In the 1970s, Japanese researchers reported that Takayasu arteritis is associated with the human leukocyte antigen (HLA) region of chromosome 6, which encodes a variety of cell-surface proteins that help regulate the immune system.2 Subsequently, researchers linked the disease to a specific variant of the HLA class B gene, known as the HLA-B*52 allele, which encodes one of these immune system-regulating cell-surface proteins.

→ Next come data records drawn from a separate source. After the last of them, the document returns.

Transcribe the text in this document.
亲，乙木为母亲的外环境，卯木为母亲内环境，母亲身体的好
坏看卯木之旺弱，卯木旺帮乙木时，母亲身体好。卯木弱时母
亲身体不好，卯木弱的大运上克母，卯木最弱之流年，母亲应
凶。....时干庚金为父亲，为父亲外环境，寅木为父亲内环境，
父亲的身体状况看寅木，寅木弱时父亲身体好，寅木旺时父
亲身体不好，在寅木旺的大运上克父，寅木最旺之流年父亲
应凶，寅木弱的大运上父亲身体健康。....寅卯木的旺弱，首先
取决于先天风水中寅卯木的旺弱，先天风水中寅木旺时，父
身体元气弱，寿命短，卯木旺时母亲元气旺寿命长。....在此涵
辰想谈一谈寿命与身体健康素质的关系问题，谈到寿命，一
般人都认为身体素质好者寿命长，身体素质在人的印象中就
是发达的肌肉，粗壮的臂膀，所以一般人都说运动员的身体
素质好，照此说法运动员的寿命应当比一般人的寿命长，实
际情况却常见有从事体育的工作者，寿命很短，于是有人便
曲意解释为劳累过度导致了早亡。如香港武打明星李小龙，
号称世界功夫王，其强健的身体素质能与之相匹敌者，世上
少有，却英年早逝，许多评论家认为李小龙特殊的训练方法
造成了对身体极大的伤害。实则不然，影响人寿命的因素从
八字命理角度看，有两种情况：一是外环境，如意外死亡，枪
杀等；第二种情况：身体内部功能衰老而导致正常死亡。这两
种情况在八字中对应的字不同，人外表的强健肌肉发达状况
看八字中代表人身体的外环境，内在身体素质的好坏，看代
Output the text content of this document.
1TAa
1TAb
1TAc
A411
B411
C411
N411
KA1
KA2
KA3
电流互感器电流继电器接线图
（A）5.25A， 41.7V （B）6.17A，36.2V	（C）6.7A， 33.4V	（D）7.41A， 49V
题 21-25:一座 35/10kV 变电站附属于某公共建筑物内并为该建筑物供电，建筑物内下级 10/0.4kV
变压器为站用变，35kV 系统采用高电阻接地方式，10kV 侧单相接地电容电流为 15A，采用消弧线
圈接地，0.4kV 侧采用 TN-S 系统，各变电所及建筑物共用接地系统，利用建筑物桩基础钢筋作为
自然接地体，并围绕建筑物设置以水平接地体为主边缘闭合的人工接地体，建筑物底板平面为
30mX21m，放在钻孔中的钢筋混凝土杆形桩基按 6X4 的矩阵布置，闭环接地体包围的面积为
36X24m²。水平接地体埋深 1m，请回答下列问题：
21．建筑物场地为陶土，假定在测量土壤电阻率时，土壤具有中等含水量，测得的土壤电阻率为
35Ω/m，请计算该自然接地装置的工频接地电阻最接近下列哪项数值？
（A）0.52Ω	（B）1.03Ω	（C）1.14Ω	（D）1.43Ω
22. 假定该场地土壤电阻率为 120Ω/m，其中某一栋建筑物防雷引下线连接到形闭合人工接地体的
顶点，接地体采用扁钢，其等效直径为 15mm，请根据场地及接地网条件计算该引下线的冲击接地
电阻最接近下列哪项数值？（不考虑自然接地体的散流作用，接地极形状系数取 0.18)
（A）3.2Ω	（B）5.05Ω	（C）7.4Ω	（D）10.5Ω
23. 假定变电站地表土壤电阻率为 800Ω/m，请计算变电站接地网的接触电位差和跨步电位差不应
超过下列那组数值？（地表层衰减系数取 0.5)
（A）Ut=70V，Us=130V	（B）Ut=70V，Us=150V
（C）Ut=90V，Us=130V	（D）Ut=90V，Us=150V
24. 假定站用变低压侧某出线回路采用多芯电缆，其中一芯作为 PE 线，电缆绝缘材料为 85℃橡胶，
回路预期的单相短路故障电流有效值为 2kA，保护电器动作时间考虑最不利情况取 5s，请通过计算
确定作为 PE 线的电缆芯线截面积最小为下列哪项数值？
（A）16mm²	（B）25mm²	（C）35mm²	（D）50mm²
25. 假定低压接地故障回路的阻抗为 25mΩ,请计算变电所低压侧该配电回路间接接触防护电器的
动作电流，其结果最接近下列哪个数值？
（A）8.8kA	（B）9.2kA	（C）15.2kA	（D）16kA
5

“There was always a question whether or not other genes outside the HLA region might be contributing,” Dr. Sawalha says. Then in 2013, he and colleagues conducted a genome-wide association study that used an unbiased approach to scan the genomes of more than 450 patients and look for differences compared with healthy controls.3 The study searched for genetic variants, mainly in the form of single-letter changes in the DNA known as single nucleotide polymorphisms (SNPs), which occur with a significantly higher frequency in people with Takayasu arteritis than in healthy counterparts.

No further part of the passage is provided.